While there are a multitude of guides and activities to support open source development, the Body of Knowledge will delineate not only the roles and responsibilities that organizations would adopt, but also the specific training they should complete, tasks that they perform, and tools that they would use.

For example, using open source license management as an example, the Body of Knowledge encompasses:

  • Training - specific courses and/or certifications based on roles (such as LF Training In License Compliance Management)
  • Tools - Training on compliance management also includes use of management tools, such as FOSSology or OpenChain.

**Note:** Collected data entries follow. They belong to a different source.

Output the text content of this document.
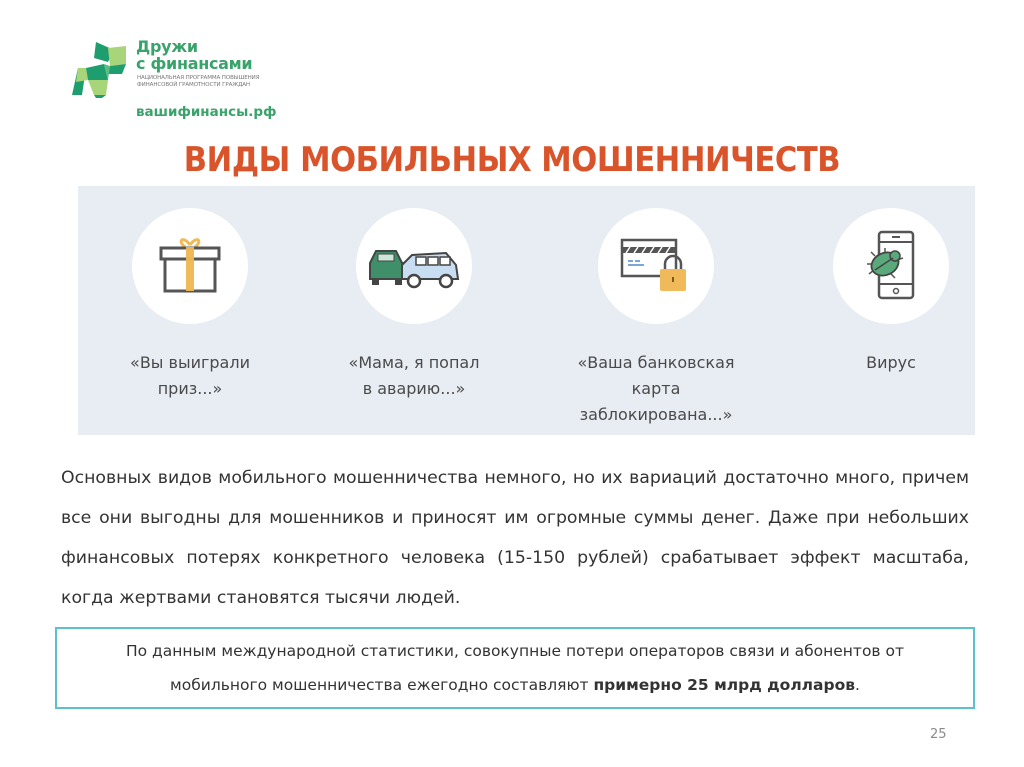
Дружи
с финансами
НАЦИОНАЛЬНАЯ ПРОГРАММА ПОВЫШЕНИЯ
ФИНАНСОВОЙ ГРАМОТНОСТИ ГРАЖДАН
вашифинансы.рф
ВИДЫ МОБИЛЬНЫХ МОШЕННИЧЕСТВ
«Вы выиграли
приз...»
«Мама, я попал
в аварию...»
«Ваша банковская
карта
заблокирована...»
Вирус

Основных видов мобильного мошенничества немного, но их вариаций достаточно много, причем все они выгодны для мошенников и приносят им огромные суммы денег. Даже при небольших финансовых потерях конкретного человека (15-150 рублей) срабатывает эффект масштаба, когда жертвами становятся тысячи людей.

По данным международной статистики, совокупные потери операторов связи и абонентов от мобильного мошенничества ежегодно составляют примерно 25 млрд долларов.

25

Activities - Specific, demonstrable steps or actions that should/must be performed

Maturity Model

Given that the Body of Knowledge defines the roles, activities and tools, then the final step is agreement upon how comprehensively the organization applies it and integrates it into their operations - a level of organizational maturity. A good example is the Capability Maturity Model Integration (CMMI) maturity levels around organizational processes. CMMI is a model that helps organizations to enable process improvement, specifically to develop behaviors that decrease risks in service, product, and software development. The CMMI, and its various derivatives, includes 5 levels from “Ad hoc” to “fully integrated” processes. Building on that, FINOS wants to build what is arguably the first ever comprehensive and consensus-driven compilation of both information about open source programs and an ability to evaluate it, and ultimately benchmark within your organization. We are excited to help chart a path for FINOS members and the open source community!